As it's title suggests, Everything/Everything is not an album to skimp on grandiosity and pomp. Where Bookish's previous albums dealt in a kind of historical surrealism, Everything/Everything warps the present, existing a world of disquiet - floods, melting ice shelves, incomprehensible technology. 'Portrait Of The Artist As A Fountain' emerges from a one-two bassline to a sumptuous swirl, 'Carbon', (the "young man, you amaze me" chorus is borrowed from Albert Einstein's exclamation upon meeting R. Buckminster Fuller), gets giddy with itself around motifs that recall not only early Roxy Music, but a Medieval caper set in an opulent, futuristic glasshouse. Throughout 'Victorinox', the brass squeaks and parps, sounding like a gaggle of geese woken by the prowling staccato of Bookish's voice: "Senate House pretends to be the ministry" he intones with severity. 'Synchrotron', sung to a sub-atomic particle accelerator, ends with fragments of sound bouncing off and between each other. This comes up against album centrepiece 'A Crack In Larsen C', a disintegrating ice shelf turned into a deeply romantic ballad, all rolling piano and overwrought vocals.

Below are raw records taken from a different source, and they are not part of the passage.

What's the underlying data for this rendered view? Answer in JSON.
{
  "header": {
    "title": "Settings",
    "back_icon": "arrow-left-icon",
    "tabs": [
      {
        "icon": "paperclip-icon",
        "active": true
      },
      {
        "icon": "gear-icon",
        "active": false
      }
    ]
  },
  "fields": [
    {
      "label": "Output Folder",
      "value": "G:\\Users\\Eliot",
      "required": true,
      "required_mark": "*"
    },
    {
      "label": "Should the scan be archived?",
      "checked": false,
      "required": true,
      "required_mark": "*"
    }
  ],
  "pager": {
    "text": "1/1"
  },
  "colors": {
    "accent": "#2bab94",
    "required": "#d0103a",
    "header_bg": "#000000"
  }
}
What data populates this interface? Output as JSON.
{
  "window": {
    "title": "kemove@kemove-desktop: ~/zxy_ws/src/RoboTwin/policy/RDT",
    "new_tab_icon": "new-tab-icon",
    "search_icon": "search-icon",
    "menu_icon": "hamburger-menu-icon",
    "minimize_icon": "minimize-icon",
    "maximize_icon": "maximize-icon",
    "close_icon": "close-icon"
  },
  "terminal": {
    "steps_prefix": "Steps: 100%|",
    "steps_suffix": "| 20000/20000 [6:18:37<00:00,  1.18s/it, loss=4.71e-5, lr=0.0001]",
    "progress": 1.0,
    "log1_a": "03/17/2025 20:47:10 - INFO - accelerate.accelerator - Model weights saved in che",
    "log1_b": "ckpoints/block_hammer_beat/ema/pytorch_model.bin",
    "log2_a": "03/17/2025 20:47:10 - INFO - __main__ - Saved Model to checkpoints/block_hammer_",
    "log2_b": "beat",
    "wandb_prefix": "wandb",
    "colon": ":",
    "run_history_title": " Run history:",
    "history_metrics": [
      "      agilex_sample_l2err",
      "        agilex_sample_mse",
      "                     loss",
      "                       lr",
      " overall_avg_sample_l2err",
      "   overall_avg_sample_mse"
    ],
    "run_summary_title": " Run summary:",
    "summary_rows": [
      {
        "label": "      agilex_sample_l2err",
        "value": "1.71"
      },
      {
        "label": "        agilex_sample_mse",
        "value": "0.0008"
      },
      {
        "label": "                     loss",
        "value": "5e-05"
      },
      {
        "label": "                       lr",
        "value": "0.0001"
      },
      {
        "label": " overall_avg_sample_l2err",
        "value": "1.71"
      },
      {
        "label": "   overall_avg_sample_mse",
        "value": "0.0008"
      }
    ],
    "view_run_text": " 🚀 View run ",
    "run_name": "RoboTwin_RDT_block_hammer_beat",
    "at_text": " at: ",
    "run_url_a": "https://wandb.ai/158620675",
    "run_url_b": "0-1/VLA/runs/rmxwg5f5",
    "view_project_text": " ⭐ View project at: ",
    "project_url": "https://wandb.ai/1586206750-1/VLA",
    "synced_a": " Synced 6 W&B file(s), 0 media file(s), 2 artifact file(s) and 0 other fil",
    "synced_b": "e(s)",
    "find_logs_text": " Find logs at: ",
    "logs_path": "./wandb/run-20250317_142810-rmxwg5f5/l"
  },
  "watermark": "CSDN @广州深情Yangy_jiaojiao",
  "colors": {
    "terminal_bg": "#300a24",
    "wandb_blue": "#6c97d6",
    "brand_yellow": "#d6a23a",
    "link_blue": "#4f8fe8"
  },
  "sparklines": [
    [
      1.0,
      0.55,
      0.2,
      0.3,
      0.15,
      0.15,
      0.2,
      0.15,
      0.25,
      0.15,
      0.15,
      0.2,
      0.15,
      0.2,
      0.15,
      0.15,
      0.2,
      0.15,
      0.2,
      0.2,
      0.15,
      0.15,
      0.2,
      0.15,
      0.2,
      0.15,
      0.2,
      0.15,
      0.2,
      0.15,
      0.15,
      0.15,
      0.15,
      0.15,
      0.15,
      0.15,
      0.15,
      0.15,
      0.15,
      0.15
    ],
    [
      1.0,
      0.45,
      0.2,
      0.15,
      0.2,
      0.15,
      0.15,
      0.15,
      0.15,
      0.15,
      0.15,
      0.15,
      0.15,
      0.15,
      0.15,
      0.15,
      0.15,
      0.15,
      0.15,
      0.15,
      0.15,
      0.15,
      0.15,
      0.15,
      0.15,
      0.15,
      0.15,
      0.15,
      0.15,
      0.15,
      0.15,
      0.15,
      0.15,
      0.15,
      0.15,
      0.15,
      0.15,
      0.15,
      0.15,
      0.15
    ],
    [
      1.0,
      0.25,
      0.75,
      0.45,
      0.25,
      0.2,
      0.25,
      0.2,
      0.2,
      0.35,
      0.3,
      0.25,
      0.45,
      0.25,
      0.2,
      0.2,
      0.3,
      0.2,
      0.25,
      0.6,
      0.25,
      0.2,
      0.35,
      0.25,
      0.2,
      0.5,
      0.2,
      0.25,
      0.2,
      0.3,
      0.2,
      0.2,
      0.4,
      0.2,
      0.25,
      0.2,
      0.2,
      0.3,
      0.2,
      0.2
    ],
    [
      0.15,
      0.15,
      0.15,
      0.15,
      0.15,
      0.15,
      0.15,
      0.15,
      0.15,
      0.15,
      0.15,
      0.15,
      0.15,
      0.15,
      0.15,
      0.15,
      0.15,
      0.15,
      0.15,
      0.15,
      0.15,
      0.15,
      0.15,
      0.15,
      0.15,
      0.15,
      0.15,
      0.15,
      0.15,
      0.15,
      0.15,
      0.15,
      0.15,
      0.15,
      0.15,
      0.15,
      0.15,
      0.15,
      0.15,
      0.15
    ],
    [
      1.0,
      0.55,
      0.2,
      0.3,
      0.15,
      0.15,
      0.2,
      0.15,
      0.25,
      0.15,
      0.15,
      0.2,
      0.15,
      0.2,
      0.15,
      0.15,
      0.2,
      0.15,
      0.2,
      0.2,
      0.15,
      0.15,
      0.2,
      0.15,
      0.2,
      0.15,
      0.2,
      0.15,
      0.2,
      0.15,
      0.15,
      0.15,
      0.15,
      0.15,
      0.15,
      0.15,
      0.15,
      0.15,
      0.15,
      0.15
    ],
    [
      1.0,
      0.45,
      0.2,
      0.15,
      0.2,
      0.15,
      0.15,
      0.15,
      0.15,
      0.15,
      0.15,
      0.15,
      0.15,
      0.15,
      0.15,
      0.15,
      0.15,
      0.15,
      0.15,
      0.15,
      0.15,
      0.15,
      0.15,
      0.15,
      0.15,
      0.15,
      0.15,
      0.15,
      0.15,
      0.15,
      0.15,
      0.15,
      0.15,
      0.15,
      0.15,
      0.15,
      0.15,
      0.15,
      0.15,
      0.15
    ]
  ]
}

Some have tried to argue that all this talk of "damask Ghanaians" and "muscular carnal snails" on Hackney's Ridley Road, love songs of nuclear physicists, pondering upon the dietary habits of Teutonic canines ('Alsatian Dog'), and glorious odes to breaking ice shelves are a little too clever for their own good, the whole grand edifice a little arch and overblown. Yet this is to miss the point.

In this Britain where combining intelligence and panache is mistakenly derided as pretentiousness, the 'eccentrics' of pop are either historical artifacts or, if allowed to exist at all in a contemporary setting, merely a useful hook for Sunday supplements to build spurious 'scenes' around. That artists like Bookish are ignored in favour of a bleak vista of landfill indie is surely a crying shame. But as Bookish sings on the warm final track 'Colophon' (a term used in publishing to denote the typesetting information found at the back of a book'), "it's not too late to rewrite history / It's not too late to save ourselves".